The company has co-founders with prior expertise in hardware and mining, such that they believe they can execute a sophisticated strategy that makes mining in the U.S. profitable again.

“The last seven years we think of as mining 1.0,” Liegl said, with firms doing little more than racing to deploy the most capital. He added:

“Going forward, the market is shifting to a game of operational expenses.”

Don’t Mess With Texas

Texas has a major advantage as a cryptocurrency mining location, with energy prices among the very lowest in the nation (particularly for industrial electricity), according to the U.S. Energy Information Agency.

“I love the place. It’s so private-market-friendly,” Liegl said. “Bitcoin mining is pretty compelling to people out there because it’s pretty analogous to how oil and gas works.”

Further, 16 percent of power in Texas comes from wind, according to the Department of Energy. Over 25,000 megawatts have been built with almost 8,000 currently under construction.

While Liegl acknowledges that any operation like his will need a backup power supply for times when wind is not strong enough, the company still expects to deliver a very high proportion of its hashrate via renewable electricity.

The problem for Texas, Liegl explained, is cooling the miners.

Air-cooled miners in Texas would burn up, he explained, so they had to devise a way to liquid-cool the miners.
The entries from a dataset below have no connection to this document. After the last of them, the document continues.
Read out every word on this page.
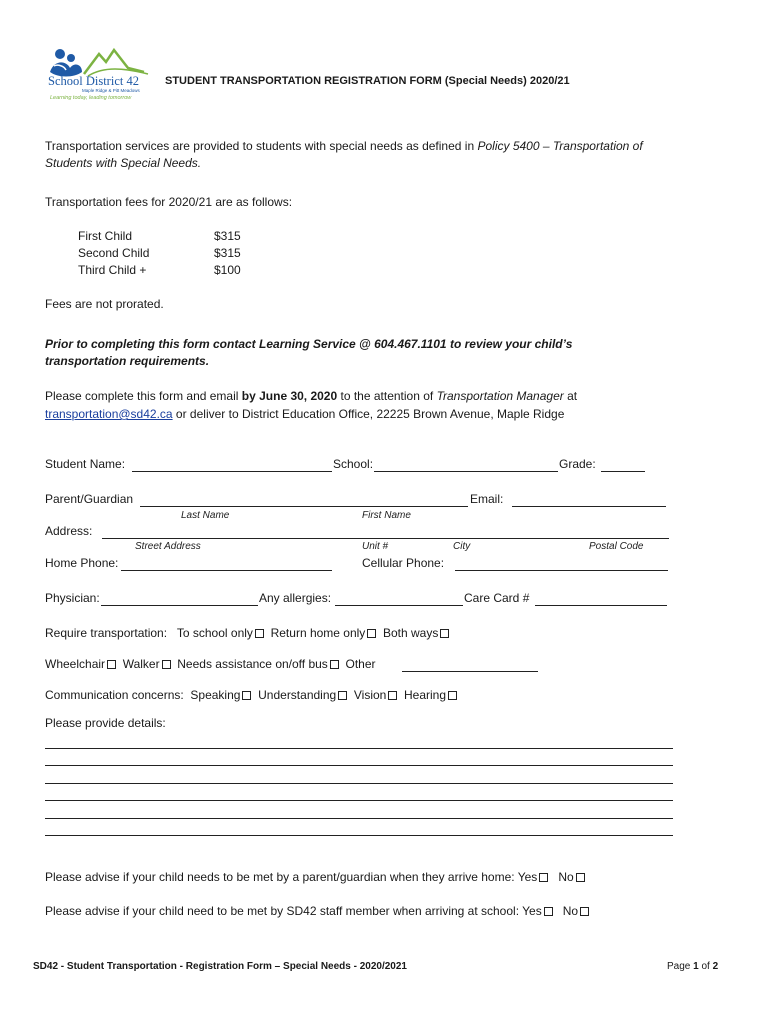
School District 42
Maple Ridge & Pitt Meadows
Learning today, leading tomorrow
STUDENT TRANSPORTATION REGISTRATION FORM (Special Needs) 2020/21
Transportation services are provided to students with special needs as defined in Policy 5400 – Transportation of
Students with Special Needs.
Transportation fees for 2020/21 are as follows:
First Child	$315
Second Child	$315
Third Child +	$100
Fees are not prorated.
Prior to completing this form contact Learning Service @ 604.467.1101 to review your child’s
transportation requirements.
Please complete this form and email by June 30, 2020 to the attention of Transportation Manager at
transportation@sd42.ca or deliver to District Education Office, 22225 Brown Avenue, Maple Ridge
Student Name:	School:	Grade:
Parent/Guardian	Email:
Last Name	First Name
Address:
Street Address	Unit #	City	Postal Code
Home Phone:	Cellular Phone:
Physician:	Any allergies:	Care Card #
Require transportation: To school only Return home only Both ways
Wheelchair Walker Needs assistance on/off bus Other
Communication concerns: Speaking Understanding Vision Hearing
Please provide details:
Please advise if your child needs to be met by a parent/guardian when they arrive home: Yes No
Please advise if your child need to be met by SD42 staff member when arriving at school: Yes No
SD42 - Student Transportation - Registration Form – Special Needs - 2020/2021	Page 1 of 2
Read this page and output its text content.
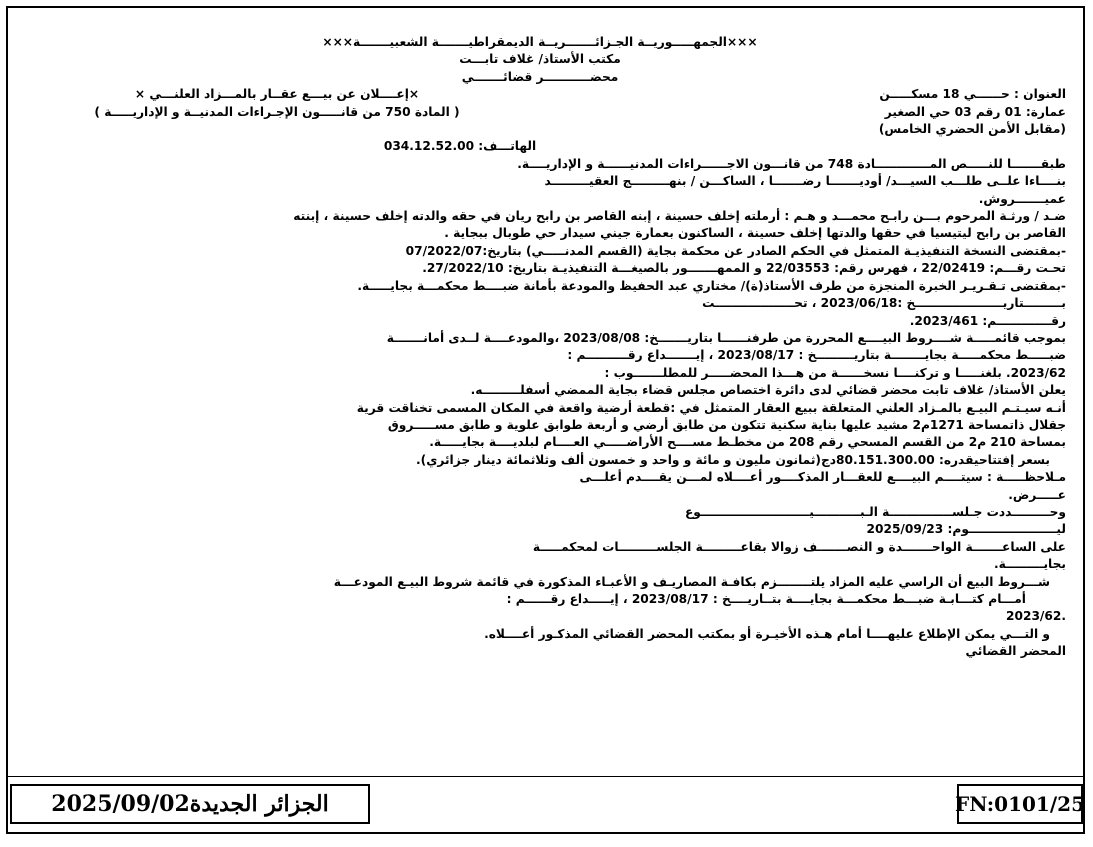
×××الجمهـــــوريــة الجـزائـــــــريــة الديمقراطيـــــــة الشعبيـــــــة×××
مكتب الأستاذ/ غلاف تابـــت
محضـــــــــــر قضائـــــــي
العنوان : حــــــي 18 مسكـــــن
×إعــــلان عن بيـــع عقــار بالمـــزاد العلنـــي ×
عمارة: 01 رقم 03 حي الصغير
( المادة 750 من قانـــــون الإجـراءات المدنيــة و الإداريـــــة )
(مقابل الأمن الحضري الخامس)
الهاتـــف: 034.12.52.00
طبقـــــــا للنـــــص المـــــــــــــادة 748 من قانـــون الاجــــــراءات المدنيــــــة و الإداريــــة.
بنــــاءا علــى طلـــب السيـــد/ أوديـــــــا رضـــــــا ، الساكـــن / بنهـــــــــج العقيـــــــــد
عميـــــــروش.
ضـد / ورثـة المرحوم بـــن رابـح محمـــد و هـم : أرملته إخلف حسينة ، إبنه القاصر بن رابح ريان في حقه والدته إخلف حسينة ، إبنته
القاصر بن رابح ليتيسيا في حقها والدتها إخلف حسينة ، الساكنون بعمارة جيني سيدار حي طوبال ببجاية .
-بمقتضى النسخة التنفيذيـة المتمثل في الحكم الصادر عن محكمة بجاية (القسم المدنـــــي) بتاريخ:07/2022/07
تحـت رقـــم: 22/02419 ، فهرس رقم: 22/03553 و الممهـــــــور بالصيغـــة التنفيذيـة بتاريخ: 27/2022/10.
-بمقتضى تـقـريـر الخبرة المنجزة من طرف الأستاذ(ة)/ مختاري عبد الحفيظ والمودعة بأمانة ضبــــط محكمـــة بجايـــــة.
بـــــــــتاريـــــــــــــــــــــخ :2023/06/18 ، تحـــــــــــــــــــت
رقـــــــــــــم: 2023/461.
بموجب قائمـــــة شــــروط البيــــع المحررة من طرفنــــــا بتاريـــــــخ: 2023/08/08 ،والمودعــــة لــدى أمانـــــــة
ضبـــــط محكمـــــة بجايــــــــة بتاريـــــــــخ : 2023/08/17 ، إيـــــــداع رقــــــــــم :
2023/62. بلغنـــــا و تركنــــا نسخــــــة من هـــذا المحضـــــر للمطلـــــــوب :
يعلن الأستاذ/ غلاف تابت محضر قضائي لدى دائرة اختصاص مجلس قضاء بجاية الممضي أسفلـــــــــه.
أنـه سيـتـم البيـع بالمـزاد العلني المتعلقة ببيع العقار المتمثل في :قطعة أرضية واقعة في المكان المسمى تخناقت قرية
جقلال ذاتمساحة 1271م2 مشيد عليها بناية سكنية تتكون من طابق أرضي و أربعة طوابق علوية و طابق مســـــروق
بمساحة 210 م2 من القسم المسحي رقم 208 من مخطـط مســــح الأراضـــــي العــــام لبلديــــة بجايـــــة.
بسعر إفتتاحيقدره: 80.151.300.00دج(ثمانون مليون و مائة و واحد و خمسون ألف وثلاثمائة دينار جزائري).
مـلاحظـــــة : سيتــــم البيــــع للعقـــار المذكــــور أعــــلاه لمـــن يقــــدم أعلـــى
عـــــرض.
وحـــــــــددت جـلســـــــــــــــة الـبـــــــــــيــــــــــــــــــــــــــوع
ليـــــــــــــــــــــوم: 2025/09/23
على الساعـــــــة الواحـــــــدة و النصـــــــف زوالا بقاعـــــــــة الجلســـــــــات لمحكمـــــة
بجايـــــــــة.
شـــروط البيع أن الراسي عليه المزاد يلتــــــــزم بكافـة المصاريـف و الأعبـاء المذكورة في قائمة شروط البيـع المودعـــة
أمـــام كتـــابـة ضبـــط محكمـــة بجايــــة بتــاريــــخ : 2023/08/17 ، إيـــــداع رقــــــم :
.2023/62
و التـــي يمكن الإطلاع عليهــــا أمام هـذه الأخيـرة أو بمكتب المحضر القضائي المذكـور أعــــلاه.
المحضر القضائي
الجزائر الجديدة2025/09/02	FN:0101/25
That’s what Layer1 has created with its proprietary mining equipment, each unit of which runs on two megawatts of power.

The first facility will be set up in an open area about 90 minutes west of Midland, Texas.

How Big Is Enough?

“The United States’ hash rate share is currently below 5 percent,” Liegl said. “Our goal is to bump that up to at least over 15 percent.”

As the company notes in an announcement shared with CoinDesk in advance, 60 percent of bitcoin’s hash rate and all of its hardware production is in China. The announcement describes the scale of Layer1’s ambition:

“With this funding, we are positioned to own the whole Bitcoin mining stack by designing, producing, and operating our entire mining infrastructure, including proprietary: ASIC chips, liquid-cooled mining containers and power procurement and development.”

By securing a large amount of funding early, Jacob Mullins of Shasta Ventures said that Layer1 can pursue a more ambitious vision than most startups could, pursuing unit economics that make it attractive as a long-term investment. Further, he believes that as a producer of bitcoin in the U.S., taking a pro-regulator approach, Layer1 will have an advantage when domestic institutions finally move into bitcoin.

“I think that’s another bold way of going at the market and I think over time will create a moat of quality for the business,” Mullins said.

Of course to meet institutional demand – if it ever comes – will take a lot of bitcoin.

There’s no question that Layer1 is going for scale and quickly, but Leigl declined to disclose expected wattage used in 2020, though he said he expected it to be “many hundreds of megawatts.” He added:

“Going forward to 2021, we’re talking gigwatts.”